Other Less Common Side Effects that you may Experience
Here are some of the other side effects that people have noticed after laser hair removal:
Discomfort from re-growing hair. If you've ever shaved your chest, you know how uncomfortable it can be to wear clothes as the hair is growing back.
Very sensitive skin. For a few days after the hair removal session, you may find that your skin is very sensitive--easily affected by creams, lotions, and environmental damage.
Skin prone to sunburn. The skin has already been exposed to a lot of light, and adding sunlight into the mix just increases the amount of damage done.
Tingling or numb skin. If the nerve endings of the skin are damaged, they may be unable to send accurate feedback to your brain.
Allergic reaction to cream or gel. A numbing cream is often used before the treatment, and you may find that your skin reacts negatively to the cream. If you apply a pain-relieving gel after the session is done, you may also experience negative allergic reactions as well.

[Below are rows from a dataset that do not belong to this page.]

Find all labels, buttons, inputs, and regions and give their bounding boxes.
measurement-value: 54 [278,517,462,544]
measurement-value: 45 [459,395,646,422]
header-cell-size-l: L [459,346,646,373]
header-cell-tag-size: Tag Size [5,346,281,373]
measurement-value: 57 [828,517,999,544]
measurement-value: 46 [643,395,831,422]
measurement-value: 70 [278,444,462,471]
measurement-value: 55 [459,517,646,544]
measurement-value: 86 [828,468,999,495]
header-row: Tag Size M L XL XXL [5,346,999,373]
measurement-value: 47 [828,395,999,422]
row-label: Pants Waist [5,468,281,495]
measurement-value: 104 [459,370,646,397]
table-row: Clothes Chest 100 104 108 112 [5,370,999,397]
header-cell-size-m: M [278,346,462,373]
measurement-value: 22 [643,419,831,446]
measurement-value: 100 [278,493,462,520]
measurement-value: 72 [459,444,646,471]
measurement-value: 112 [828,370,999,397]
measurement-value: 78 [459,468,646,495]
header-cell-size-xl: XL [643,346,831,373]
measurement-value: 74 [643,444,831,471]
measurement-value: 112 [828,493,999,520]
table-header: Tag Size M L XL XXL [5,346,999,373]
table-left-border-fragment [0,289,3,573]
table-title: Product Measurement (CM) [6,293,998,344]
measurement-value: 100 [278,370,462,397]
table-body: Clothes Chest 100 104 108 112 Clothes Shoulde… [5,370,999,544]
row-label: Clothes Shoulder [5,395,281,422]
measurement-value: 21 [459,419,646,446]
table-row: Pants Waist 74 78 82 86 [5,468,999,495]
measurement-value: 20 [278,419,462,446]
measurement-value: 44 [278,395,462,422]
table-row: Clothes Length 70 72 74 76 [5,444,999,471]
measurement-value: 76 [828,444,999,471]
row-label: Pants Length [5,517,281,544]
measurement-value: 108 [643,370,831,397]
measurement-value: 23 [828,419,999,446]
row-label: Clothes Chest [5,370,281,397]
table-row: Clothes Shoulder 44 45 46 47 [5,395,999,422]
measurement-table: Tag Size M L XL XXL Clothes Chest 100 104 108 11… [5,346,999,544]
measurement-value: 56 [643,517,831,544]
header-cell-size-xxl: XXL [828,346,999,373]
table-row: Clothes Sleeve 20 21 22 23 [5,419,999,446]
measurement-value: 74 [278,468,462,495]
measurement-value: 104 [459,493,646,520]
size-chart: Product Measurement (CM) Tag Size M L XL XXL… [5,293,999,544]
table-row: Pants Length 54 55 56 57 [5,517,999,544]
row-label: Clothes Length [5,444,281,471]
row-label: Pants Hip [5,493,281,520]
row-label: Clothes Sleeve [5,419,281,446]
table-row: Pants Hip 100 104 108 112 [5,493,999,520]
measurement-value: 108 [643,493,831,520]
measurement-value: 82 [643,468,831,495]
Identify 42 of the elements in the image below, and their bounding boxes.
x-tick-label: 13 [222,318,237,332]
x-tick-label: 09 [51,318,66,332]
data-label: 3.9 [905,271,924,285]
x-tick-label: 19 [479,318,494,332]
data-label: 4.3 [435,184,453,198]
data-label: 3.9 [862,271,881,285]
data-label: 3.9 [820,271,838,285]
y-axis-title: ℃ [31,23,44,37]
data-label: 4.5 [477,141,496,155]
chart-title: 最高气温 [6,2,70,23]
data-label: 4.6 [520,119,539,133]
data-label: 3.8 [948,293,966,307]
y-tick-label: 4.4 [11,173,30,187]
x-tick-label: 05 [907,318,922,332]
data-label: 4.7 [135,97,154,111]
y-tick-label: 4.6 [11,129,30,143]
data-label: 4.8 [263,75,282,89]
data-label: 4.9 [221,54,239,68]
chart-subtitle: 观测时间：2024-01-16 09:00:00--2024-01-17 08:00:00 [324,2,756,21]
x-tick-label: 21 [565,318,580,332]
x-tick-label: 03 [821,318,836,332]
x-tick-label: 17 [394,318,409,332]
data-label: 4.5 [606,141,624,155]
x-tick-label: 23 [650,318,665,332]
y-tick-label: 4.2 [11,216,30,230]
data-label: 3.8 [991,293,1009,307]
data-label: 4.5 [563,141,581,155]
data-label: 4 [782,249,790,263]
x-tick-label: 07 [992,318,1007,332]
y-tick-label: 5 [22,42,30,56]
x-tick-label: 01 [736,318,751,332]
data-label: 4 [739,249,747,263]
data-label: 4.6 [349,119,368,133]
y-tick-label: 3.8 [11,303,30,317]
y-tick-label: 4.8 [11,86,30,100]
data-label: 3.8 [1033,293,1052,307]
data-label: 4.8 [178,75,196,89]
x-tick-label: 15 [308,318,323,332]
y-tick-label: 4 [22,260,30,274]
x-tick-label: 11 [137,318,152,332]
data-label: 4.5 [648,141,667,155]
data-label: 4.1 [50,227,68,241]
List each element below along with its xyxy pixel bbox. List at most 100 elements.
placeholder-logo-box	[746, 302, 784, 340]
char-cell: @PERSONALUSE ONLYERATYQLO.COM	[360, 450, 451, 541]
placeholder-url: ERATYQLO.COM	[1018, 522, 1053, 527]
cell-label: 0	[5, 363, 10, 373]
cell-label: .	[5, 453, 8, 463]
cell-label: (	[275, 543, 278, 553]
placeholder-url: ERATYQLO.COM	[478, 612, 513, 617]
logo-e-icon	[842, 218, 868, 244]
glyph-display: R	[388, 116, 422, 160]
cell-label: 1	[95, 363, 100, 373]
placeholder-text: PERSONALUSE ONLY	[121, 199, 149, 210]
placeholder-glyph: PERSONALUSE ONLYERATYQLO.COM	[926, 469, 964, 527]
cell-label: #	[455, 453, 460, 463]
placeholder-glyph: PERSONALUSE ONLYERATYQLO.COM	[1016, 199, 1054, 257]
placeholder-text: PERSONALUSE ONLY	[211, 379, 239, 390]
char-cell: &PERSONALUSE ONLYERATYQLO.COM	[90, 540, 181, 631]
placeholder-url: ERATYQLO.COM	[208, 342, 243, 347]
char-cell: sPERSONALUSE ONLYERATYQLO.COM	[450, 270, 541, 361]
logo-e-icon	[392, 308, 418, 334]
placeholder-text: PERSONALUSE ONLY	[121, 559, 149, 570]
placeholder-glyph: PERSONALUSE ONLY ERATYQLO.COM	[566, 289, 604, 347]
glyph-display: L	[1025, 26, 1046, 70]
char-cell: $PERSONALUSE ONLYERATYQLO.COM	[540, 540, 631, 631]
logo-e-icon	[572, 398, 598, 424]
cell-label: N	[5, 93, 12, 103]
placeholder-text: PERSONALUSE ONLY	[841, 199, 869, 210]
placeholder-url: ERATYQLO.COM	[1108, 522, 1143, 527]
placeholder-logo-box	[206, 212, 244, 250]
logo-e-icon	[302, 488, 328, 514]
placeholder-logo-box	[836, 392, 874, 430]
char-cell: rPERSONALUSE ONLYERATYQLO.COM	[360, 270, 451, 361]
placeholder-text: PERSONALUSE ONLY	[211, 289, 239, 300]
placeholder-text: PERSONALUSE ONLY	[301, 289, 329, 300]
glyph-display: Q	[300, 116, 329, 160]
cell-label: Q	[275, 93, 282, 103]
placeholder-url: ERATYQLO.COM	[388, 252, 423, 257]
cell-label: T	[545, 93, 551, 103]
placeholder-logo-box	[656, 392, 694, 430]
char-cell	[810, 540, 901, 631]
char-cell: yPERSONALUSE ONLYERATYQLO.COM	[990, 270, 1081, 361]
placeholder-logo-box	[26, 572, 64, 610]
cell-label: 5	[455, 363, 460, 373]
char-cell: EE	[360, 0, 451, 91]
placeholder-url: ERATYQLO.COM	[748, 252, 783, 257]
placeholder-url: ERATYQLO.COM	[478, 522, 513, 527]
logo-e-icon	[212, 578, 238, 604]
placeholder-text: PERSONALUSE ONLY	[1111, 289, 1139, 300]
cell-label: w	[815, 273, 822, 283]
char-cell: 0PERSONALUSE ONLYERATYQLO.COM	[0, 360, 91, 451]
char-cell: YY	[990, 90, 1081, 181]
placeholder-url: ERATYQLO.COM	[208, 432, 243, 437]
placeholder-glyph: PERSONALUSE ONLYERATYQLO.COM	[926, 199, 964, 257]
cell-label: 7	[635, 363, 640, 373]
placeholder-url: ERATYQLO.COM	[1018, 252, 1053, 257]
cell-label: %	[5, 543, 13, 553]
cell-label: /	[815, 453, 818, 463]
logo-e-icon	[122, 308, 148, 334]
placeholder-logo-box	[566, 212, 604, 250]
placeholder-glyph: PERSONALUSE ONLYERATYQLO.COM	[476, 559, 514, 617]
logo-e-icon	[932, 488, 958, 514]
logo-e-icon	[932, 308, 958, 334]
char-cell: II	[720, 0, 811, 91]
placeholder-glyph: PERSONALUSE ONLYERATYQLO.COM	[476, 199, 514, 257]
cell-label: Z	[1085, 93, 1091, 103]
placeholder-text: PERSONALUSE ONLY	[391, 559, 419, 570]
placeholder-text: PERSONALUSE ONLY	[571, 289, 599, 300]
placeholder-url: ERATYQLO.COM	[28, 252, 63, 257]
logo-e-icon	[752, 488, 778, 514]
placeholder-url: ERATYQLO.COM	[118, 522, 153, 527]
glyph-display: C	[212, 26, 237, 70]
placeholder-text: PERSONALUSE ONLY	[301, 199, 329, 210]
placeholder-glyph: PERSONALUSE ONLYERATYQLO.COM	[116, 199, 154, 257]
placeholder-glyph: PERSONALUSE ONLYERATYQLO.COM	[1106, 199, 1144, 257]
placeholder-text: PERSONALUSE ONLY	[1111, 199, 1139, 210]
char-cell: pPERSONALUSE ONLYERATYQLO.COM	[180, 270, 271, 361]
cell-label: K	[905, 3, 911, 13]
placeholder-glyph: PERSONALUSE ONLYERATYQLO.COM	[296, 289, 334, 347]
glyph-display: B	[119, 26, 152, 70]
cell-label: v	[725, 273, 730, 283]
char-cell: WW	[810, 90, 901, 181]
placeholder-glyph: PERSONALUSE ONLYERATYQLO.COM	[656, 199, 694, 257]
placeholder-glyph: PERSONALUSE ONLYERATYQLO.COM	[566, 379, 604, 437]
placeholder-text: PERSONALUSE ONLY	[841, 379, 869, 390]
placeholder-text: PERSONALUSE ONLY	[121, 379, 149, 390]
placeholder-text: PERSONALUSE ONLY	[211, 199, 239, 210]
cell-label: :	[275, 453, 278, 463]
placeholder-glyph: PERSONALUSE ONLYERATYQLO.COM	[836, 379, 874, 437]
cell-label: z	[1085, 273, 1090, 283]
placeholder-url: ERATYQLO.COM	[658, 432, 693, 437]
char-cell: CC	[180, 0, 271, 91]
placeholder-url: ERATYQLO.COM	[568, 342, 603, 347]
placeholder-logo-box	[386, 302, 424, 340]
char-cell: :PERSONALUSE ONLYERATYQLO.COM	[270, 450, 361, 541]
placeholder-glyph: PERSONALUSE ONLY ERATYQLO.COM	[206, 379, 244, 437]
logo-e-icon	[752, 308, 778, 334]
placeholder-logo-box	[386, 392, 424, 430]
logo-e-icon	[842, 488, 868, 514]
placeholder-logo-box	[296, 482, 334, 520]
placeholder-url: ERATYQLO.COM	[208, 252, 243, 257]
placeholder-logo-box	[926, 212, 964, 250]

Here are some side effects mentioned by doctors:-
"If the settings of the laser are incorrect, any of the following may occur: blistering, darkening of the skin, erosions on the lip, development of cold sores, redness, and persistent pain. Most of these are temporary and can be avoided by proper preparation of the treated area prior to the procedure being performed."
Corey L. Hartman, MD
"Other risks, although not common, include scarring, viral infections like herpes simplex , damaging a tattoo in the area, or in very rare cases even causing more hair to grow"
Joshua L. Fox, MD
Laser Hair Removal Side Effects Study
A recent study was carried out to monitor the side effects that patients experienced from a treatment of laser hair removal.
As you can see from the chart, most people will experience redness (erythema) in the treatment area in the hour following a laser session. In some instances swelling can occur (edema).
Other less common side effects include hyperpigmentation (darkening of the skin), crusting, hypopigmentation (lightening of the skin) and blistering.
It should be noted that all the side effects listed in the study were transient and were all resolved 12 weeks after the final treatment.